For this purpose, it has been decided to make the use of automated customs bond management system (CBMS) mandatory.

The decision was taken after discussions with business organizations of the relevant sectors at the ‘Meet the Business’ discussion organized by NBR on Sunday.

The NBR launched CBMS from January 1 this year to make bond management modern and technology-based.

Currently, online services are being provided using 24 parts of the software in three Customs Bond Commissionerates.

However, since it is not mandatory, most institutions are still collecting UPs manually.

As a result, even after 10 months, the use of the software has not reached the desired level.

The NBR said that the software has been improved and made more user-friendly based on the opinions of users.

In a day-long discussion, five organizations of the readymade garments, knitwear, accessories, textile and leather goods sectors—BGMEA, BKMEA, BIGAPMEA, BTMA and LFMEAB—agreed to make CBMS mandatory.

They proposed that, if possible, all services related to UP issue should be done online only from December 1.

The NBR said that formal instructions in this regard will be issued soon.

Benefits that will be available if CBMS is made mandatory:

  • NBR’s services will be faster, transparent and accountable
  • Bonded institutions will save time and cost
  • All accounts related to the arrival and use of raw materials will be automatically saved
  • The hassle of submitting papers will be reduced
  • Various complications and disputes related to bonds will be greatly reduced

NBR says that the investment-friendly environment will be further strengthened by introducing a fully automated system in bond management.

They plan to increase the scope of automation in all areas of revenue management step by step.

BGMEA demands list of bond abusers

The Bangladesh Garment Manufacturers and Exporters Association (BGMEA) has taken a strict stand against misuse of bond facilities.

The organization’s president, Mahmud Hasan Khan, during the discussion, said that the list of which institutions are misusing bonds should be clearly communicated to BGMEA.

He also warned that if misuse is proven, all services of the concerned members will be stopped.

“The responsibility for the misdeeds of a handful of people cannot be imposed on the entire industry.
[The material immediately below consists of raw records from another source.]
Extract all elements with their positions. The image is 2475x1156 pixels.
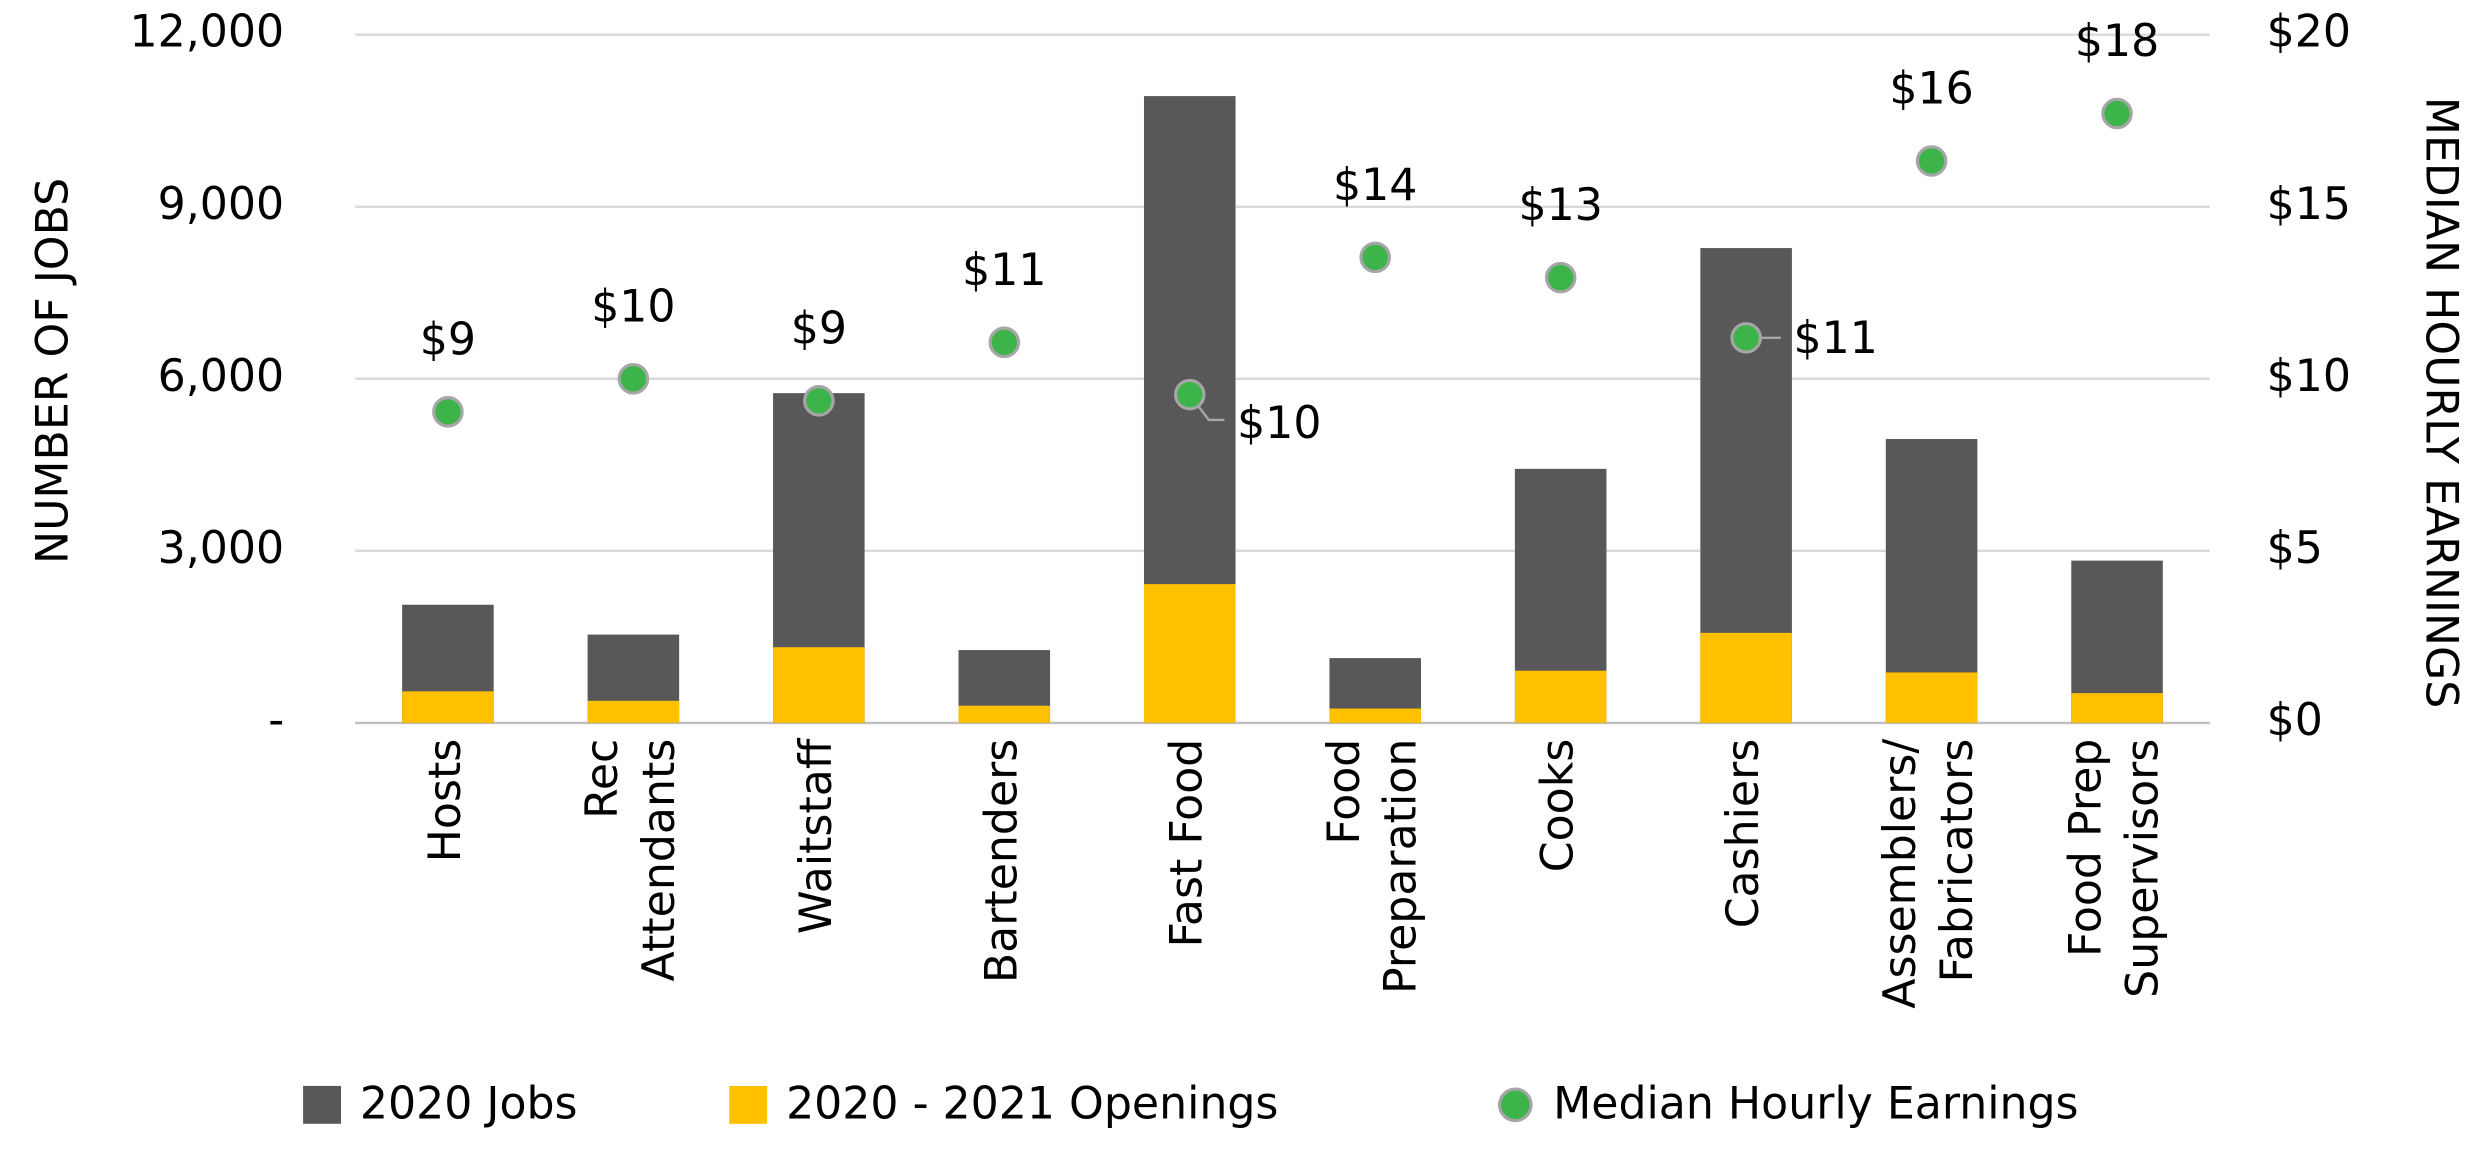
bar <box>402 691 494 723</box>
data-label: $10 <box>591 281 675 332</box>
x-tick-label: Food Prep Supervisors <box>2061 739 2169 998</box>
data-label: $11 <box>1793 313 1877 364</box>
y-axis-title: NUMBER OF JOBS <box>27 178 78 564</box>
data-label: $13 <box>1518 180 1602 231</box>
x-tick-label: Fast Food <box>1162 739 1213 948</box>
y2-tick-label: $0 <box>2267 695 2323 746</box>
dot <box>432 396 464 428</box>
y-tick-label: 6,000 <box>158 351 284 402</box>
bar <box>773 647 865 723</box>
data-label: $16 <box>1889 64 1973 115</box>
legend-marker <box>303 1085 341 1124</box>
x-tick-label: Hosts <box>420 739 471 863</box>
data-label: $14 <box>1333 160 1417 211</box>
x-tick-label: Bartenders <box>976 739 1027 983</box>
bar <box>958 705 1051 723</box>
legend-marker <box>1497 1087 1533 1123</box>
y2-tick-label: $10 <box>2267 351 2351 402</box>
data-label: $9 <box>791 303 847 354</box>
data-label: $11 <box>962 245 1046 296</box>
data-label: $9 <box>420 314 476 365</box>
legend-label: 2020 Jobs <box>360 1078 578 1129</box>
dot <box>803 385 835 417</box>
bar <box>2071 693 2163 723</box>
bar <box>1514 670 1607 723</box>
bar <box>1143 584 1236 723</box>
x-tick-label: Rec Attendants <box>577 739 685 982</box>
bar <box>587 700 680 723</box>
legend-label: 2020 - 2021 Openings <box>786 1078 1278 1129</box>
dot <box>988 326 1021 359</box>
dot <box>617 363 650 395</box>
x-tick-label: Waitstaff <box>791 737 842 934</box>
y-tick-label: 9,000 <box>158 179 284 230</box>
dot <box>1173 378 1206 411</box>
dot <box>1730 322 1762 354</box>
legend-marker <box>729 1085 768 1124</box>
dot <box>1544 261 1577 294</box>
dot <box>1359 241 1391 274</box>
y2-axis-title: MEDIAN HOURLY EARNINGS <box>2416 97 2467 709</box>
y2-tick-label: $15 <box>2267 179 2351 230</box>
x-tick-label: Assemblers/Fabricators <box>1875 739 1983 1009</box>
x-tick-label: Cashiers <box>1718 739 1769 929</box>
legend-label: Median Hourly Earnings <box>1553 1078 2078 1129</box>
bar <box>1700 632 1792 723</box>
dot <box>1915 145 1948 177</box>
y2-tick-label: $5 <box>2267 523 2323 574</box>
dot <box>2101 97 2133 130</box>
y-tick-label: 3,000 <box>158 523 284 574</box>
y-tick-label: 12,000 <box>130 7 285 58</box>
x-tick-label: Cooks <box>1533 739 1584 873</box>
y-tick-label: - <box>268 695 284 746</box>
y2-tick-label: $20 <box>2267 7 2351 58</box>
x-tick-label: Food Preparation <box>1319 739 1427 994</box>
bar <box>1329 708 1421 723</box>
data-label: $10 <box>1237 398 1321 449</box>
bar <box>1885 672 1978 723</box>
data-label: $18 <box>2075 16 2159 67</box>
Our 22 member institutions have already been warned. We will take strict action against those whose names the NBR gives us.”

He further said that if the opportunity to import raw materials through bank guarantees without bond licenses is implemented, about 200 members will voluntarily surrender their bond licenses, since many organizations are interested in getting out of the various complications of maintaining licenses.

Welcoming the devolution of the power of tax exemption to the parliament, the BGMEA president said: “The facilities that will be given will be through the parliament; again, the facilities that will be stopped should also be through the parliament. It is undesirable to suddenly cancel the facilities by issuing SRO.”

Highlighting the need for automation, he said, “Corruption will not reduce without automation. All processes, including bonds, must be automated quickly.”

In response, NBR chairman Md. Abdur Rahman Khan said that it is not possible to publish the list of those who misused the bond facility.

He said that bond management is being brought under complete automation and a one-week mandatory training has been arranged for bond officers. If they fail the training, it will be difficult to remain in the job. He also hinted at the removal of inefficient officers.